DGE Deadline for November Launch in New Jersey Expires

DGE Deadline for November Launch in New Jersey ExpiresYesterday marked the deadline for companies to submit license applications to the New Jersey DGE in order to launch online gambling sites in late November.

A number of applications made it in under the wire, as those who fail to comply with the July 29 submission date imposed by the Division of Gaming Enforcement are not guaranteed to be among the first-to-market Internet gaming sites. Applications are still being accepted by Garden State gaming regulators, but those tardy beyond yesterday may not be approved in time to go live with their online gaming offerings with the first batch of launched sites.

2UP Gaming PLC, a UK gaming company that has formed a partnership to either purchase an existing Atlantic City casino or build a brand new one, submitted its application prior to the deadline. The British company announced last week that it intends to enter the newly-regulated New Jersey online gambling market.

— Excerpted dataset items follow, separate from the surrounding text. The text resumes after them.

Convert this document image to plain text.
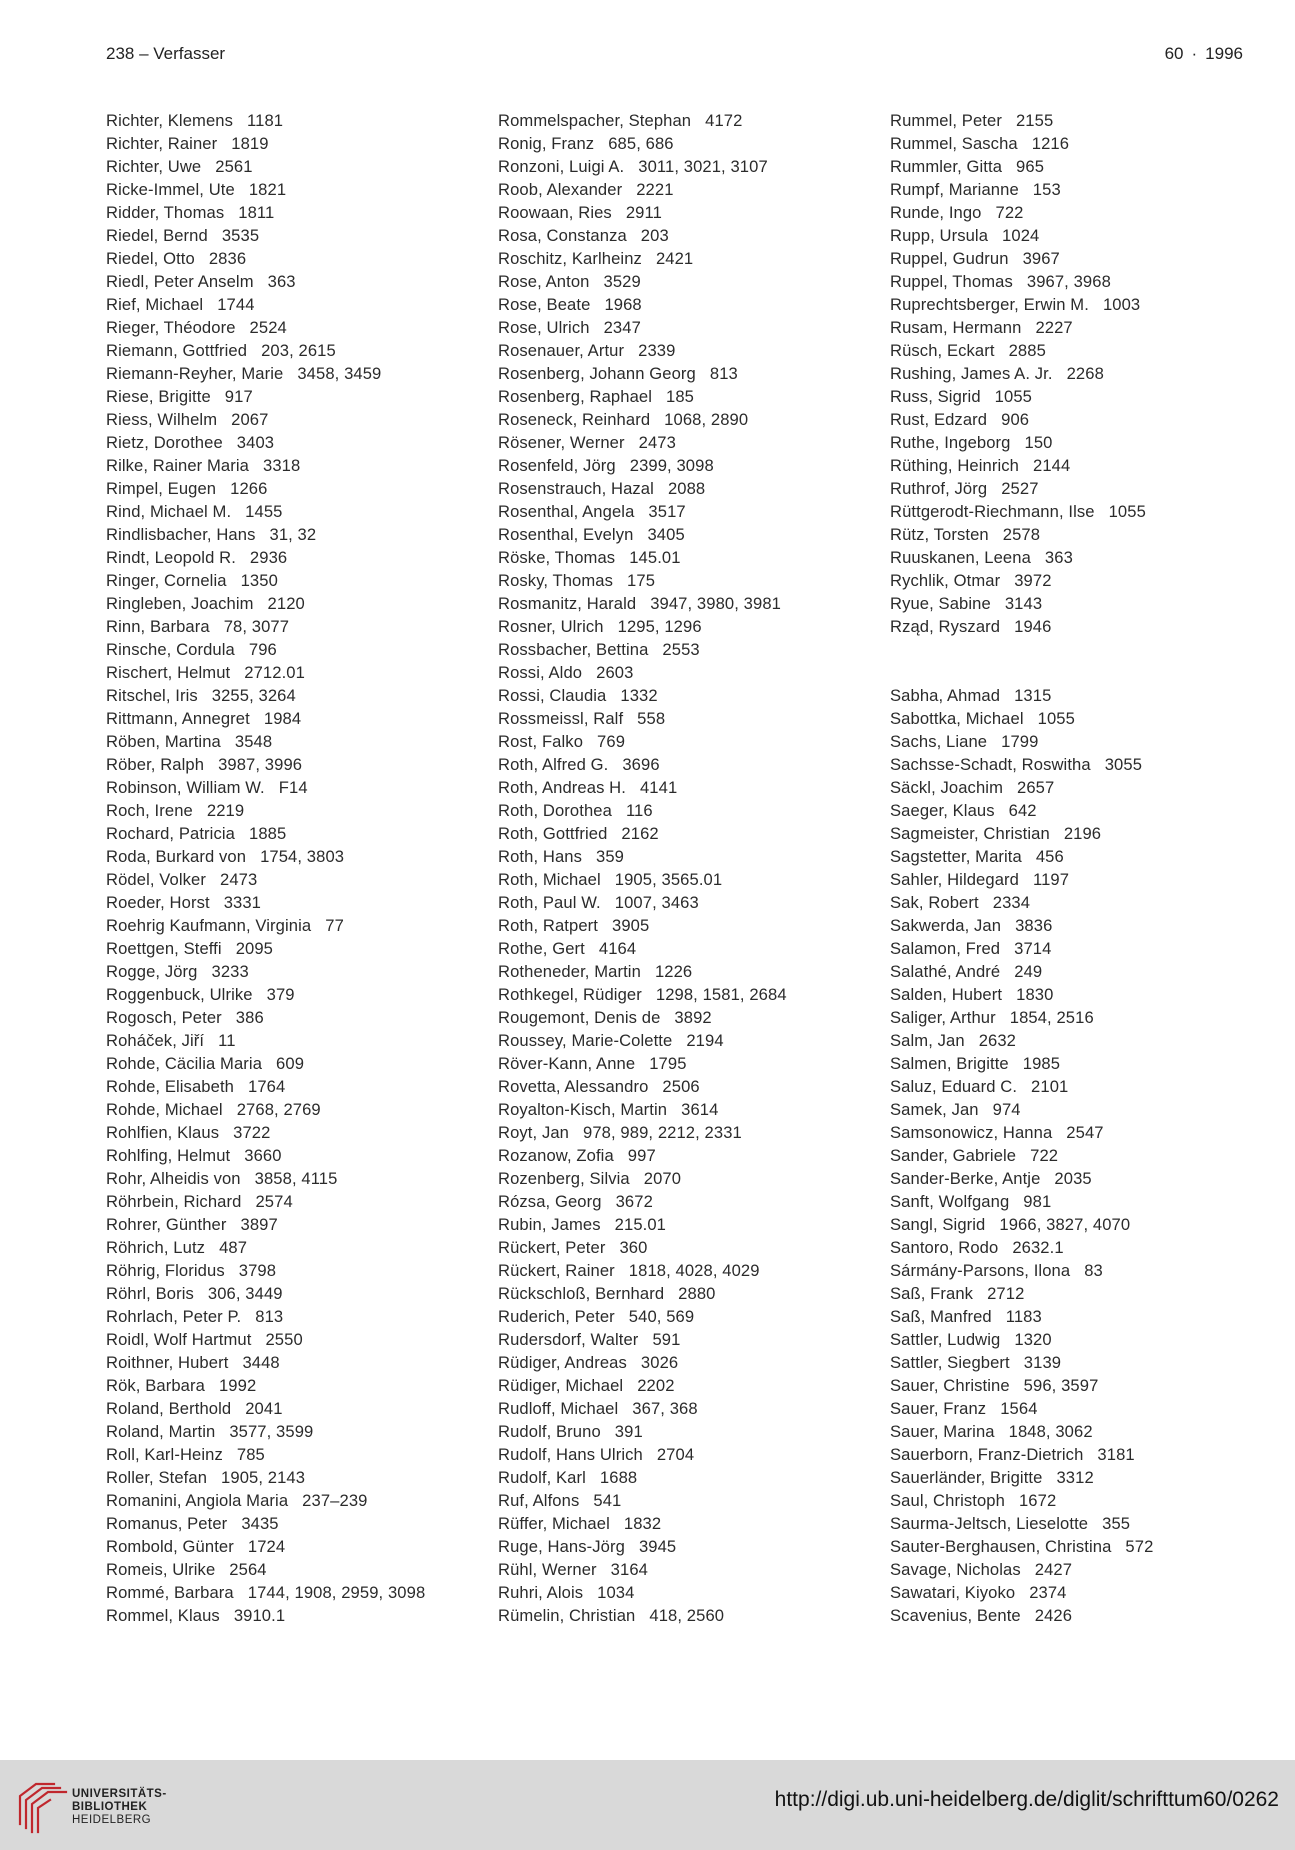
238 – Verfasser	60 · 1996
Richter, Klemens 1181
Richter, Rainer 1819
Richter, Uwe 2561
Ricke-Immel, Ute 1821
Ridder, Thomas 1811
Riedel, Bernd 3535
Riedel, Otto 2836
Riedl, Peter Anselm 363
Rief, Michael 1744
Rieger, Théodore 2524
Riemann, Gottfried 203, 2615
Riemann-Reyher, Marie 3458, 3459
Riese, Brigitte 917
Riess, Wilhelm 2067
Rietz, Dorothee 3403
Rilke, Rainer Maria 3318
Rimpel, Eugen 1266
Rind, Michael M. 1455
Rindlisbacher, Hans 31, 32
Rindt, Leopold R. 2936
Ringer, Cornelia 1350
Ringleben, Joachim 2120
Rinn, Barbara 78, 3077
Rinsche, Cordula 796
Rischert, Helmut 2712.01
Ritschel, Iris 3255, 3264
Rittmann, Annegret 1984
Röben, Martina 3548
Röber, Ralph 3987, 3996
Robinson, William W. F14
Roch, Irene 2219
Rochard, Patricia 1885
Roda, Burkard von 1754, 3803
Rödel, Volker 2473
Roeder, Horst 3331
Roehrig Kaufmann, Virginia 77
Roettgen, Steffi 2095
Rogge, Jörg 3233
Roggenbuck, Ulrike 379
Rogosch, Peter 386
Roháček, Jiří 11
Rohde, Cäcilia Maria 609
Rohde, Elisabeth 1764
Rohde, Michael 2768, 2769
Rohlfien, Klaus 3722
Rohlfing, Helmut 3660
Rohr, Alheidis von 3858, 4115
Röhrbein, Richard 2574
Rohrer, Günther 3897
Röhrich, Lutz 487
Röhrig, Floridus 3798
Röhrl, Boris 306, 3449
Rohrlach, Peter P. 813
Roidl, Wolf Hartmut 2550
Roithner, Hubert 3448
Rök, Barbara 1992
Roland, Berthold 2041
Roland, Martin 3577, 3599
Roll, Karl-Heinz 785
Roller, Stefan 1905, 2143
Romanini, Angiola Maria 237–239
Romanus, Peter 3435
Rombold, Günter 1724
Romeis, Ulrike 2564
Rommé, Barbara 1744, 1908, 2959, 3098
Rommel, Klaus 3910.1
Rommelspacher, Stephan 4172
Ronig, Franz 685, 686
Ronzoni, Luigi A. 3011, 3021, 3107
Roob, Alexander 2221
Roowaan, Ries 2911
Rosa, Constanza 203
Roschitz, Karlheinz 2421
Rose, Anton 3529
Rose, Beate 1968
Rose, Ulrich 2347
Rosenauer, Artur 2339
Rosenberg, Johann Georg 813
Rosenberg, Raphael 185
Roseneck, Reinhard 1068, 2890
Rösener, Werner 2473
Rosenfeld, Jörg 2399, 3098
Rosenstrauch, Hazal 2088
Rosenthal, Angela 3517
Rosenthal, Evelyn 3405
Röske, Thomas 145.01
Rosky, Thomas 175
Rosmanitz, Harald 3947, 3980, 3981
Rosner, Ulrich 1295, 1296
Rossbacher, Bettina 2553
Rossi, Aldo 2603
Rossi, Claudia 1332
Rossmeissl, Ralf 558
Rost, Falko 769
Roth, Alfred G. 3696
Roth, Andreas H. 4141
Roth, Dorothea 116
Roth, Gottfried 2162
Roth, Hans 359
Roth, Michael 1905, 3565.01
Roth, Paul W. 1007, 3463
Roth, Ratpert 3905
Rothe, Gert 4164
Rotheneder, Martin 1226
Rothkegel, Rüdiger 1298, 1581, 2684
Rougemont, Denis de 3892
Roussey, Marie-Colette 2194
Röver-Kann, Anne 1795
Rovetta, Alessandro 2506
Royalton-Kisch, Martin 3614
Royt, Jan 978, 989, 2212, 2331
Rozanow, Zofia 997
Rozenberg, Silvia 2070
Rózsa, Georg 3672
Rubin, James 215.01
Rückert, Peter 360
Rückert, Rainer 1818, 4028, 4029
Rückschloß, Bernhard 2880
Ruderich, Peter 540, 569
Rudersdorf, Walter 591
Rüdiger, Andreas 3026
Rüdiger, Michael 2202
Rudloff, Michael 367, 368
Rudolf, Bruno 391
Rudolf, Hans Ulrich 2704
Rudolf, Karl 1688
Ruf, Alfons 541
Rüffer, Michael 1832
Ruge, Hans-Jörg 3945
Rühl, Werner 3164
Ruhri, Alois 1034
Rümelin, Christian 418, 2560
Rummel, Peter 2155
Rummel, Sascha 1216
Rummler, Gitta 965
Rumpf, Marianne 153
Runde, Ingo 722
Rupp, Ursula 1024
Ruppel, Gudrun 3967
Ruppel, Thomas 3967, 3968
Ruprechtsberger, Erwin M. 1003
Rusam, Hermann 2227
Rüsch, Eckart 2885
Rushing, James A. Jr. 2268
Russ, Sigrid 1055
Rust, Edzard 906
Ruthe, Ingeborg 150
Rüthing, Heinrich 2144
Ruthrof, Jörg 2527
Rüttgerodt-Riechmann, Ilse 1055
Rütz, Torsten 2578
Ruuskanen, Leena 363
Rychlik, Otmar 3972
Ryue, Sabine 3143
Rząd, Ryszard 1946
Sabha, Ahmad 1315
Sabottka, Michael 1055
Sachs, Liane 1799
Sachsse-Schadt, Roswitha 3055
Säckl, Joachim 2657
Saeger, Klaus 642
Sagmeister, Christian 2196
Sagstetter, Marita 456
Sahler, Hildegard 1197
Sak, Robert 2334
Sakwerda, Jan 3836
Salamon, Fred 3714
Salathé, André 249
Salden, Hubert 1830
Saliger, Arthur 1854, 2516
Salm, Jan 2632
Salmen, Brigitte 1985
Saluz, Eduard C. 2101
Samek, Jan 974
Samsonowicz, Hanna 2547
Sander, Gabriele 722
Sander-Berke, Antje 2035
Sanft, Wolfgang 981
Sangl, Sigrid 1966, 3827, 4070
Santoro, Rodo 2632.1
Sármány-Parsons, Ilona 83
Saß, Frank 2712
Saß, Manfred 1183
Sattler, Ludwig 1320
Sattler, Siegbert 3139
Sauer, Christine 596, 3597
Sauer, Franz 1564
Sauer, Marina 1848, 3062
Sauerborn, Franz-Dietrich 3181
Sauerländer, Brigitte 3312
Saul, Christoph 1672
Saurma-Jeltsch, Lieselotte 355
Sauter-Berghausen, Christina 572
Savage, Nicholas 2427
Sawatari, Kiyoko 2374
Scavenius, Bente 2426
UNIVERSITÄTS-
BIBLIOTHEK
HEIDELBERG
http://digi.ub.uni-heidelberg.de/diglit/schrifttum60/0262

The DGE has not released the names of all applicants who timely filed applications, but several have issued press releases to trumpet their efforts. KGM Gaming was one of those companies who announced their intention to participate in the state’s online gambling scheme.

With offices in New Jersey and Philadelphia, KGM submitted its Internet gambling technology to state regulators and reports that it is in discussions with several Atlantic City casinos to provide its remote gaming server to those interested. KGM has devised a Robust Online Client (ROC) that encompasses online gaming options for both desktop and mobile players.

MGT Capital Investments also submitted an application in time to be included in the projected November 26 launch date. The company and its subsidiaries typically acquire, develop and monetize various online gambling assets.

New Jersey’s 12 casinos have all announced their intentions to offer Internet gambling. It is not known if all will be ready to go live in November. Two of the casinos, the Revel and Atlantic Club, are known to be struggling financially and have not yet named any partners who will provide online gaming software. They may miss the first wave of casinos who roll out online offerings and may also find themselves under new ownership come November.